Geography
- Location: Hayward, Alameda County, California, United States
- Coordinates: 37°38′00″N 122°05′17″W﻿ / ﻿37.6333°N 122.08794°W

Organization
- Type: General

History
- Opened: 1962

Links
- Website: www.strosehospital.org
- Lists: Hospitals in California

= St. Rose Hospital =

Hospital in Hayward, California, United States

St. Rose Hospital is an independent, non-profit hospital located in Hayward, California. It is a designated cardiac arrest receiving center in the Alameda County emergency medical services system, and provides basic emergency medical services.

== History ==
The hospital opened in 1962. It has dedicated itself to treating some of the poorest and sickest patients of the East Bay since its inception.

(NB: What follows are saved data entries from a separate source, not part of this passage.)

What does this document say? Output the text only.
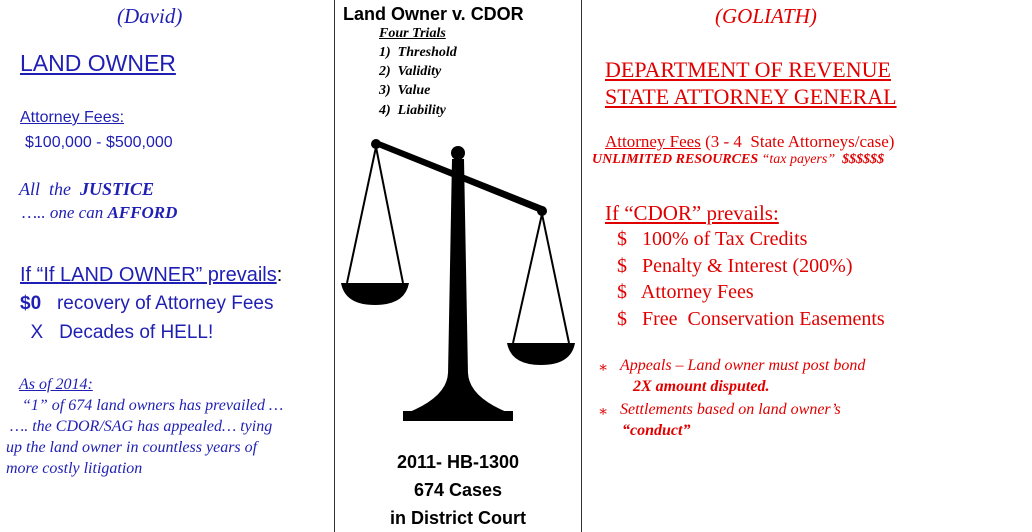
(David)
LAND OWNER
Attorney Fees:
$100,000 - $500,000
All  the  JUSTICE
….. one can AFFORD
If “If LAND OWNER” prevails:
$0   recovery of Attorney Fees
X   Decades of HELL!
As of 2014:
“1” of 674 land owners has prevailed …
…. the CDOR/SAG has appealed… tying
up the land owner in countless years of
more costly litigation
Land Owner v. CDOR
Four Trials
1)  Threshold
2)  Validity
3)  Value
4)  Liability
2011- HB-1300
674 Cases
in District Court
(GOLIATH)
DEPARTMENT OF REVENUE
STATE ATTORNEY GENERAL
Attorney Fees (3 - 4  State Attorneys/case)
UNLIMITED RESOURCES “tax payers”  $$$$$$
If “CDOR” prevails:
$   100% of Tax Credits
$   Penalty & Interest (200%)
$   Attorney Fees
$   Free  Conservation Easements
∗ Appeals – Land owner must post bond
2X amount disputed.
∗ Settlements based on land owner’s
“conduct”
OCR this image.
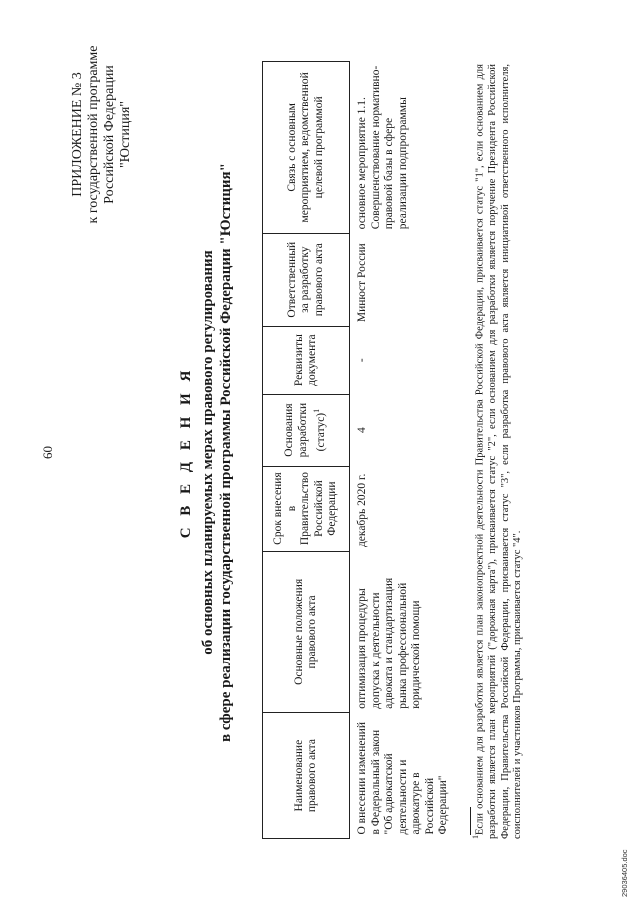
60
ПРИЛОЖЕНИЕ № 3 к государственной программе Российской Федерации "Юстиция"
С В Е Д Е Н И Я об основных планируемых мерах правового регулирования в сфере реализации государственной программы Российской Федерации "Юстиция"
Наименование правового акта	Основные положения правового акта	Срок внесения в Правительство Российской Федерации	Основания разработки (статус)$^1$	Реквизиты документа	Ответственный за разработку правового акта	Связь с основным мероприятием, ведомственной целевой программой
О внесении изменений в Федеральный закон "Об адвокатской деятельности и адвокатуре в Российской Федерации"	оптимизация процедуры допуска к деятельности адвоката и стандартизация рынка профессиональной юридической помощи	декабрь 2020 г.	4	-	Минюст России	основное мероприятие 1.1. Совершенствование нормативно-правовой базы в сфере реализации подпрограммы
$^1$Если основанием для разработки является план законопроектной деятельности Правительства Российской Федерации, присваивается статус "1", если основанием для разработки является план мероприятий ("дорожная карта"), присваивается статус "2", если основанием для разработки является поручение Президента Российской Федерации, Правительства Российской Федерации, присваивается статус "3", если разработка правового акта является инициативой ответственного исполнителя, соисполнителей и участников Программы, присваивается статус "4".
29036405.doc
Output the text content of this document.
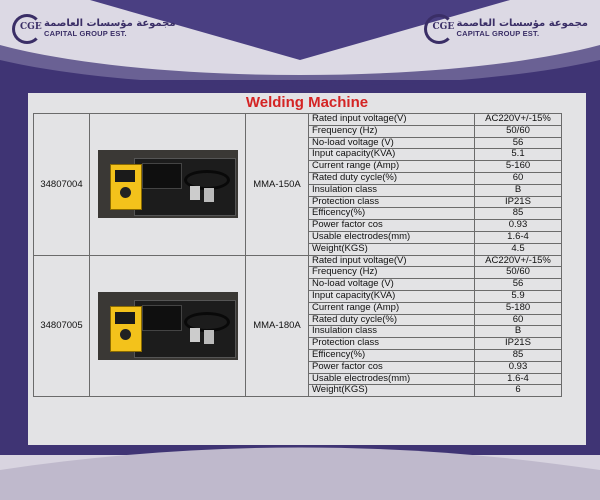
CGE مجموعة مؤسسات العاصمة
CAPITAL GROUP EST.
CGE مجموعة مؤسسات العاصمة
CAPITAL GROUP EST.
Welding Machine
34807004		MMA-150A	Rated input voltage(V)	AC220V+/-15%
			Frequency (Hz)	50/60
			No-load voltage (V)	56
			Input capacity(KVA)	5.1
			Current range (Amp)	5-160
			Rated duty cycle(%)	60
			Insulation class	B
			Protection class	IP21S
			Efficency(%)	85
			Power factor cos	0.93
			Usable electrodes(mm)	1.6-4
			Weight(KGS)	4.5
34807005		MMA-180A	Rated input voltage(V)	AC220V+/-15%
			Frequency (Hz)	50/60
			No-load voltage (V)	56
			Input capacity(KVA)	5.9
			Current range (Amp)	5-180
			Rated duty cycle(%)	60
			Insulation class	B
			Protection class	IP21S
			Efficency(%)	85
			Power factor cos	0.93
			Usable electrodes(mm)	1.6-4
			Weight(KGS)	6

In 2012 it was nearly bankrupt but was bailed out with $12 million from the county of Alameda, Kaiser Permanente, and others. With Kaiser Hayward planning a relocation to San Leandro, St. Rose will be the only hospital in the city. The hospital considered plans to either be taken over by Alameda County Medical Center, or Lex Reddy, formerly with the embattled Prime Healthcare Services, and the brother-in-law of Prem Reddy. Reddy's firm, Alecto Healthcare Services, began managing St. Rose in 2013.

On June 11, 2020, a COVID-19 outbreak was reported at the hospital infecting 37 healthcare workers.